KEY WORDS: database, FDA, managed review, PDUFA, regulatory workload, silos

BACKGROUND

The Center for Biologics Evaluation and Research (CBER) is the Food and Drug Administration (FDA) center with regulatory oversight of biological products including vaccines, blood and blood products, and cells, tissues, and gene therapies for the prevention, diagnosis, and treatment of human diseases, conditions, or injury (2). This makes it unique among FDA centers and challenging for the variety of areas of responsibility and authority under which it must operate (3). The diverse array of products are subject to an equally diverse array of regulations, statutes, and negotiated user fee performance goals. In addition, these regulations and performance goals vary across the product lifecycle, from investigational through post-marketing and surveillance. It must therefore receive and process a variety of regulatory applications. For these reasons, the databases that support these applications and their associated review processes can be quite complex.

These systems not only must track the actual submissions CBER receives, but their metadata such as what is being added or modified in the product or manufacture, workflow, review committee membership and roles, review decisions, precedence, internal and external communications, and details surrounding the product, manufacture, usages, dosage forms, interfaces to the documents, and submissions in CBER's electronic document room, as well as history.

CBER's authority, actions it can take, reporting obligations, and how it must manage the review process referred to as “Managed Review” differs across product classes and application type as do the content and structure of the applications themselves. These include the Biologics License Application (BLA) under Title 21 of the Code of Federal Regulations parts 600 and 601 (21CFR600s), New Drug Application (NDA) and Abbreviated New Drug Application (NDA) under 21CFR314, Pre-Market Notification under section 510(k) of PHS Act and 21CFR807.81, Pre-Market Application (PMA) under 21CFR814, Investigational New Drug Application (IND) under 21CFR312, Investigational Device Exemption (IDE) under 21CFR812, Lot Release under 21CFR610, Emergency Use Authorization (EUA) under section 564 of the FD&C Act, and formal meetings with industry under section 119(a) of the FDA Modernization Act (FDAMA).

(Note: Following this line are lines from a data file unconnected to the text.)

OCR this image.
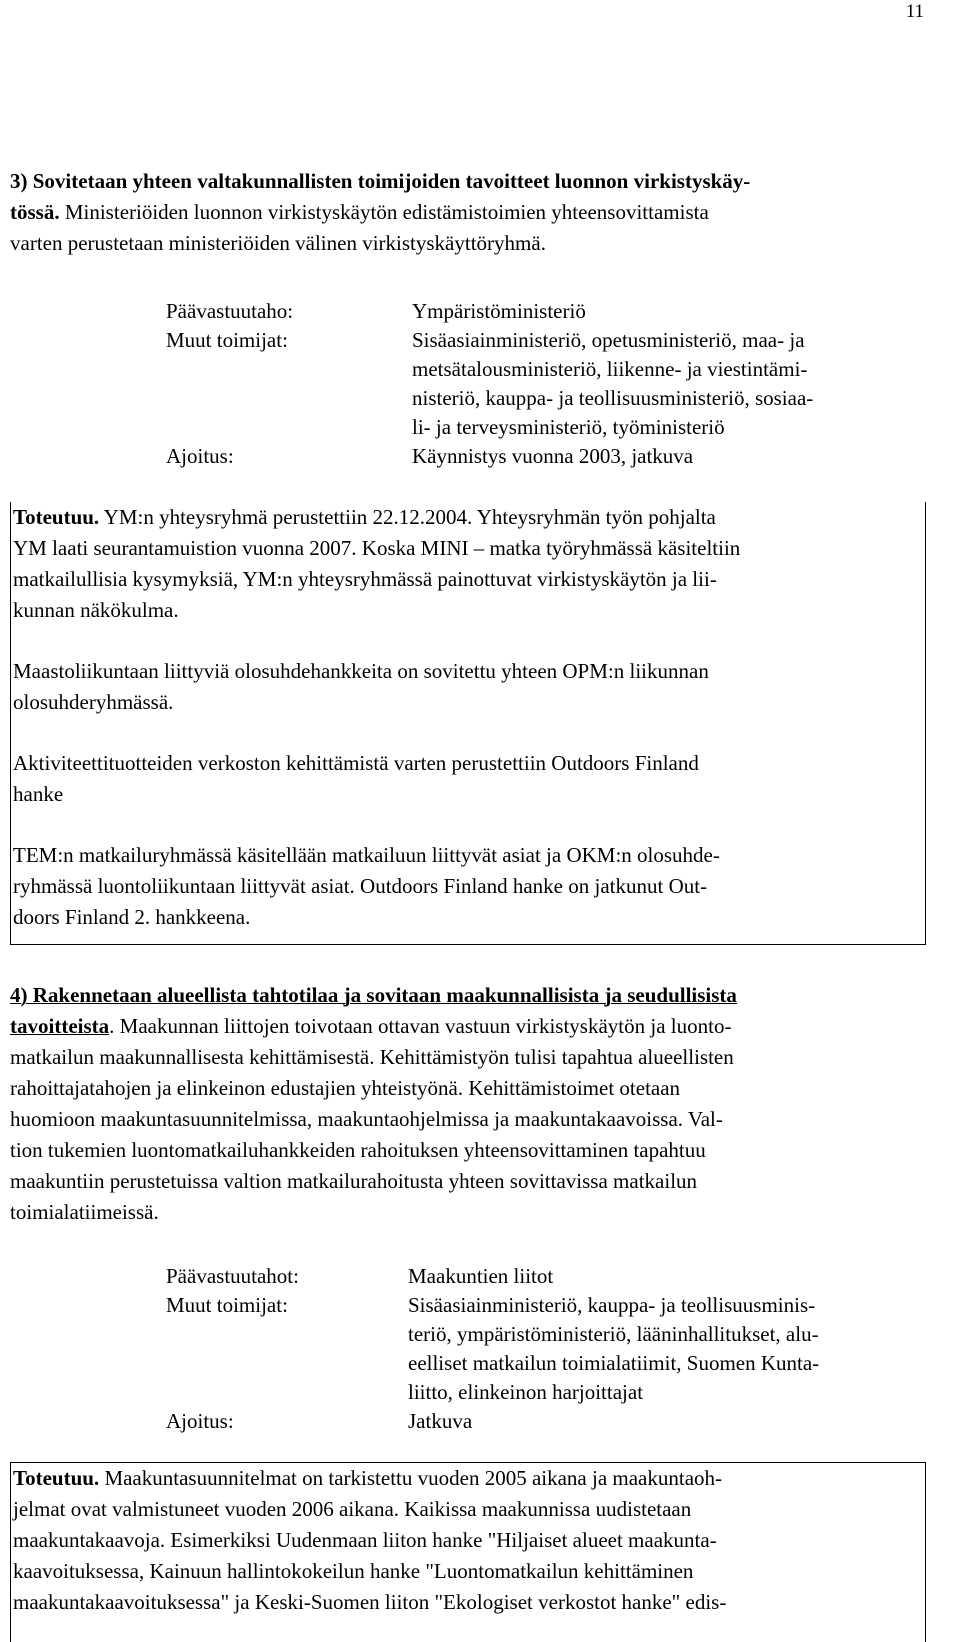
11

3) Sovitetaan yhteen valtakunnallisten toimijoiden tavoitteet luonnon virkistyskäy-
tössä. Ministeriöiden luonnon virkistyskäytön edistämistoimien yhteensovittamista
varten perustetaan ministeriöiden välinen virkistyskäyttöryhmä.

Päävastuutaho:	Ympäristöministeriö
Muut toimijat:	Sisäasiainministeriö, opetusministeriö, maa- ja
metsätalousministeriö, liikenne- ja viestintämi-
nisteriö, kauppa- ja teollisuusministeriö, sosiaa-
li- ja terveysministeriö, työministeriö
Ajoitus:	Käynnistys vuonna 2003, jatkuva

Toteutuu. YM:n yhteysryhmä perustettiin 22.12.2004. Yhteysryhmän työn pohjalta
YM laati seurantamuistion vuonna 2007. Koska MINI – matka työryhmässä käsiteltiin
matkailullisia kysymyksiä, YM:n yhteysryhmässä painottuvat virkistyskäytön ja lii-
kunnan näkökulma.

Maastoliikuntaan liittyviä olosuhdehankkeita on sovitettu yhteen OPM:n liikunnan
olosuhderyhmässä.

Aktiviteettituotteiden verkoston kehittämistä varten perustettiin Outdoors Finland
hanke

TEM:n matkailuryhmässä käsitellään matkailuun liittyvät asiat ja OKM:n olosuhde-
ryhmässä luontoliikuntaan liittyvät asiat. Outdoors Finland hanke on jatkunut Out-
doors Finland 2. hankkeena.

4) Rakennetaan alueellista tahtotilaa ja sovitaan maakunnallisista ja seudullisista
tavoitteista. Maakunnan liittojen toivotaan ottavan vastuun virkistyskäytön ja luonto-
matkailun maakunnallisesta kehittämisestä. Kehittämistyön tulisi tapahtua alueellisten
rahoittajatahojen ja elinkeinon edustajien yhteistyönä. Kehittämistoimet otetaan
huomioon maakuntasuunnitelmissa, maakuntaohjelmissa ja maakuntakaavoissa. Val-
tion tukemien luontomatkailuhankkeiden rahoituksen yhteensovittaminen tapahtuu
maakuntiin perustetuissa valtion matkailurahoitusta yhteen sovittavissa matkailun
toimialatiimeissä.

Päävastuutahot:	Maakuntien liitot
Muut toimijat:	Sisäasiainministeriö, kauppa- ja teollisuusminis-
teriö, ympäristöministeriö, lääninhallitukset, alu-
eelliset matkailun toimialatiimit, Suomen Kunta-
liitto, elinkeinon harjoittajat
Ajoitus:	Jatkuva

Toteutuu. Maakuntasuunnitelmat on tarkistettu vuoden 2005 aikana ja maakuntaoh-
jelmat ovat valmistuneet vuoden 2006 aikana. Kaikissa maakunnissa uudistetaan
maakuntakaavoja. Esimerkiksi Uudenmaan liiton hanke "Hiljaiset alueet maakunta-
kaavoituksessa, Kainuun hallintokokeilun hanke "Luontomatkailun kehittäminen
maakuntakaavoituksessa" ja Keski-Suomen liiton "Ekologiset verkostot hanke" edis-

In addition, user fee performance agreements established with regulated industry have created a disparate set of review timelines and reporting obligations across application types, e.g., the Prescription Drug User Fee Act (PDUFA), Medical Device User Fee and Modernization Act (MDUFMA), and the Food and Drug Administration Amendments Act (FDAAA).

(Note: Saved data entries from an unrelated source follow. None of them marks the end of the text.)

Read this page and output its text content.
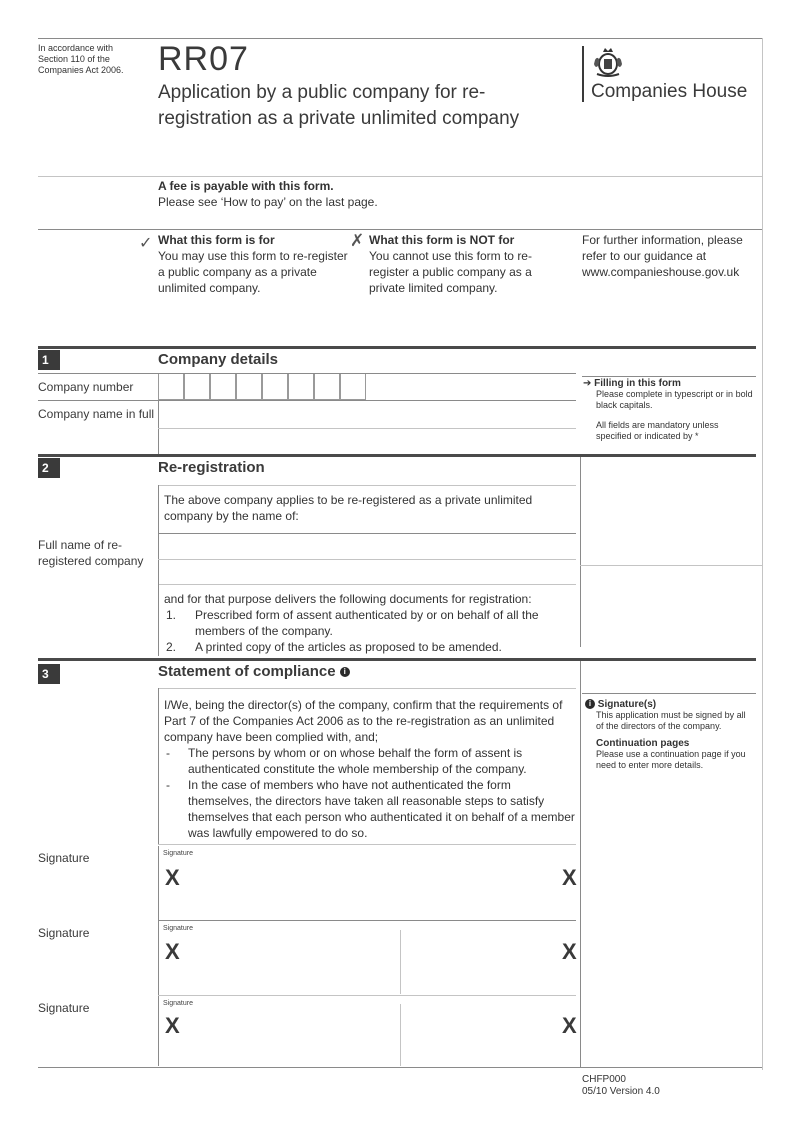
In accordance with Section 110 of the Companies Act 2006. RR07
Application by a public company for re-registration as a private unlimited company
Companies House
A fee is payable with this form.
Please see ‘How to pay’ on the last page.
✓ What this form is for
You may use this form to re-register a public company as a private unlimited company.
✗ What this form is NOT for
You cannot use this form to re-register a public company as a private limited company.
For further information, please refer to our guidance at www.companieshouse.gov.uk
1	Company details
Company number
Company name in full
➔ Filling in this form
Please complete in typescript or in bold black capitals.
All fields are mandatory unless specified or indicated by *
2	Re-registration
The above company applies to be re-registered as a private unlimited company by the name of:
Full name of re-registered company
and for that purpose delivers the following documents for registration:
1. Prescribed form of assent authenticated by or on behalf of all the members of the company.
2. A printed copy of the articles as proposed to be amended.
3	Statement of compliance i
I/We, being the director(s) of the company, confirm that the requirements of Part 7 of the Companies Act 2006 as to the re-registration as an unlimited company have been complied with, and;
- The persons by whom or on whose behalf the form of assent is authenticated constitute the whole membership of the company.
- In the case of members who have not authenticated the form themselves, the directors have taken all reasonable steps to satisfy themselves that each person who authenticated it on behalf of a member was lawfully empowered to do so.
i Signature(s)
This application must be signed by all of the directors of the company.
Continuation pages
Please use a continuation page if you need to enter more details.
Signature	Signature
X	X
Signature	Signature
X	X
Signature	Signature
X	X
CHFP000
05/10 Version 4.0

This diverse environment presents a challenge not only in the management and tracking of regulatory applications and review but also in the development of IT systems that support them. The focus here is the databases underlying the supporting systems that capture metadata about the regulatory applications and support the review process.

CHARACTERIZATION OF SYSTEMS AND THEIR UNDERLYING DATABASES

There are seven major IT systems that support regulatory applications tracking and review and all pertain to this discussion.

  • Regulatory Management System for the Biologics License Application (RMS/BLA) for the BLA marketing applications

  • Blood Logging and Tracking for the PMA, NDA, ANDA, and 510(k).

  • Biologics Investigational and Research Application Management System (BIRAMS) for the IND, IDE, Master Files, and EUA.

  • CBER Regulatory Meetings Tracking System for information about formal meetings with regulated industry.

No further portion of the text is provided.